John fissò i suoi occhi sulla piccola demone, la quale fingeva di guardare i pecari che s’accanivano sempre intorno alla pianta, mentre invece non aveva perduta una parola del dialogo dei visi-pallidi.

— Parla verme rosso!... — disse, afferrandola pei capelli. — È vero che fra gli Arrapahoes vi sono anche degli Sioux?

— Non so, — rispose la fanciulla. — Io ho veduto molte penne svolazzare sulla testa di molti guerrieri, e so che anche quelli che obbediscono ai sakems della montagna ne portano.

— Vattene al diavolo!... —

[p. 204 modifica]

Minnehaha alzò le spalle, si riaccomodò i capelli e si rimise a guardare i pecari facendo udire un risolino ironico.

— Quanti sono? — chiese Harry al fratello.

— Non meno di dugento.

— E se sono guidati da Caldaia Nera non avremo alcuna speranza di sfuggire al terribile palo della tortura, è vero John?

— Non siamo ancora presi, — rispose l’indian-agent, il quale si era prontamente rimesso dalla sua commozione.

— Non possiamo fuggire coi pecari che non aspettano che la nostra discesa per farci a pezzi o mettere per lo meno le nostre budelle allo scoperto.

— Anzi io ringrazio ora questi porci, mio caro, perchè saranno loro che ci salveranno — osservò John.

— In quale modo?

— Aspetta che gl’Indiani giungano qui e noi assisteremo ad una spaventevole battaglia.

Questi animali crederanno di trovarsi di fronte agli uccisori del loro compagno ed impegneranno, senza esitare, la lotta, essendo in buon numero.

Vedrai che i mustani non resisteranno molto alla loro carica.

— E noi?

— E noi ne approfitteremo per andarcene.

— Senza i nostri cavalli?

— Ah!... Per ora rinunciamo a riaverli.

— E non ci bersaglieranno, le pelli-rosse, a colpi di fucile? — chiese Giorgio.

— Guarderemo di non farci scorgere, — rispose John. — Il cedro è alto e molto frondoso, specialmente verso la cima.

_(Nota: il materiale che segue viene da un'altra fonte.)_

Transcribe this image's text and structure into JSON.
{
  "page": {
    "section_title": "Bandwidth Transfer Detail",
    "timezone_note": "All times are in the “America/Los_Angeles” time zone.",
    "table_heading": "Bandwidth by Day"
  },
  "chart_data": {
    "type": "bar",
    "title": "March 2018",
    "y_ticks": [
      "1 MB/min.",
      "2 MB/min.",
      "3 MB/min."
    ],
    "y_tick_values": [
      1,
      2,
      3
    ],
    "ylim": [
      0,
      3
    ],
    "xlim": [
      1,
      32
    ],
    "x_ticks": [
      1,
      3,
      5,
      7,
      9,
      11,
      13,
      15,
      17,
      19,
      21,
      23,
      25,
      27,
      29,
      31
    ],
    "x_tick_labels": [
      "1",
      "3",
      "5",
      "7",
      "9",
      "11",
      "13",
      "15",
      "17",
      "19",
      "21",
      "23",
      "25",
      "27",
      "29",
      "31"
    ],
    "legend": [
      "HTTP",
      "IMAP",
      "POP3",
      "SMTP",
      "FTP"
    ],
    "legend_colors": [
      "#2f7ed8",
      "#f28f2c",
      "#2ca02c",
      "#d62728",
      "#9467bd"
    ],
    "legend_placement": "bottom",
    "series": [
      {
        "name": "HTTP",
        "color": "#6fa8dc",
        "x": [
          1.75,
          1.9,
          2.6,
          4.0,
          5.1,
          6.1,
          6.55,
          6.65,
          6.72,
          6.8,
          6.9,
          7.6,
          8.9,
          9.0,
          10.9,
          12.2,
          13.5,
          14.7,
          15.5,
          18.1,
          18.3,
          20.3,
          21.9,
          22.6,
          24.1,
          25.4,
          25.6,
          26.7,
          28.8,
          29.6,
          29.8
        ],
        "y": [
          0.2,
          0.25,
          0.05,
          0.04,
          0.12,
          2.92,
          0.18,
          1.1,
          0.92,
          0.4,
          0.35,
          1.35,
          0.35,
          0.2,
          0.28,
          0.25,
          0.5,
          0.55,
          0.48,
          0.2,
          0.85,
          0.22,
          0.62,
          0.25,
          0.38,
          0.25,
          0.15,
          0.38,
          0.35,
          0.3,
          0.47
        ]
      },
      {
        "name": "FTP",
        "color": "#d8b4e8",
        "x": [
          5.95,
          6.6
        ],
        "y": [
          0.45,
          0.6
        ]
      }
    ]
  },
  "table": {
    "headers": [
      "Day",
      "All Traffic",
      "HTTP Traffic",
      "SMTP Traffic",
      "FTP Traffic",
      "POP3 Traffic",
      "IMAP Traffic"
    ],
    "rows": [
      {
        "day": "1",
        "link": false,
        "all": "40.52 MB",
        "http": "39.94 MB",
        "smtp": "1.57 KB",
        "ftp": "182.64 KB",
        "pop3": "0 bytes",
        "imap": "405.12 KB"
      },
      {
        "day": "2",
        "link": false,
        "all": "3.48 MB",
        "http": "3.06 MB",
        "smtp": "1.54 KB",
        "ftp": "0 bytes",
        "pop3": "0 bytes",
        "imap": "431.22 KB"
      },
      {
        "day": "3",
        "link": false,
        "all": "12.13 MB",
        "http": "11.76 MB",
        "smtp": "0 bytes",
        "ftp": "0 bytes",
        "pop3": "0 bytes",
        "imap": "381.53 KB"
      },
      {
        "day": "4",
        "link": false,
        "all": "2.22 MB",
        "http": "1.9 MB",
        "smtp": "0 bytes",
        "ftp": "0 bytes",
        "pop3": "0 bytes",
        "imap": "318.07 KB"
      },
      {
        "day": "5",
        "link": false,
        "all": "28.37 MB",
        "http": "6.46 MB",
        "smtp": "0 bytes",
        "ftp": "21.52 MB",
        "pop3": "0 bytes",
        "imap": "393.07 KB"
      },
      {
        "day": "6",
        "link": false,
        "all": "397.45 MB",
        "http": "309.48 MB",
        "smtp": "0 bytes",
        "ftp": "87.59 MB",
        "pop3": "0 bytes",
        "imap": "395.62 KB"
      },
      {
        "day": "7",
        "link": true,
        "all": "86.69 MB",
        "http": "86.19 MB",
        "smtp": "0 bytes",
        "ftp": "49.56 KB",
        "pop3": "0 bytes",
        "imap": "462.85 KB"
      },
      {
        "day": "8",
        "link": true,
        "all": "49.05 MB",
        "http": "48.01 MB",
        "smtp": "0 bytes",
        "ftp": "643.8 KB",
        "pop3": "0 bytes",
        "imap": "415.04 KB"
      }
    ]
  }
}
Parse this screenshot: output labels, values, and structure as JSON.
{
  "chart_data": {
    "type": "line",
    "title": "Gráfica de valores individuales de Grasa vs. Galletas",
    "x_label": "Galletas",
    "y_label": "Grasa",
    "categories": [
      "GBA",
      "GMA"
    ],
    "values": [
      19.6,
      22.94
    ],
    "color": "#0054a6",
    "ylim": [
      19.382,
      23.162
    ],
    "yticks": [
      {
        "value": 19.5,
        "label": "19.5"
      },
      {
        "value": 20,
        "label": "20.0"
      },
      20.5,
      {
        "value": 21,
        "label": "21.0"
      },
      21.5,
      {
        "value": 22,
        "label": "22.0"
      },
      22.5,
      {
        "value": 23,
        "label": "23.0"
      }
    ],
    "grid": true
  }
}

Rifugiamoci lassù e vediamo bene che cosa succederà. Ah!.. Minnehaha!... Assicuratevi bene di quella briccona e mettetele un buon bavaglio sulla bocca.

Se manda un grido, nessuno più ci salverà.

Su camerati, non perdiamo tempo.

Giorgio prese la fanciulla e le additò imperiosamente la cima del cedro, poi tutti si misero a salire, mentre i pecari, più infuriati che mai, continuavano a mordere rabbiosamente la corteccia della pianta strappandone delle lunghe strisce.

Imbavagliata Minnehaha onde non potesse tradirli, ciò che la piccola selvaggia non avrebbe mancato di fare, e legatala ad un ramo con uno dei lazos, i tre avventurieri si nascosero in mezzo al fogliame attendendo abbastanza tranquilli l’arrivo del terribile Caldaia Nera e dei suoi formidabili guerrieri, non credendo di aver da fare anche con Yalla e cogli Sioux.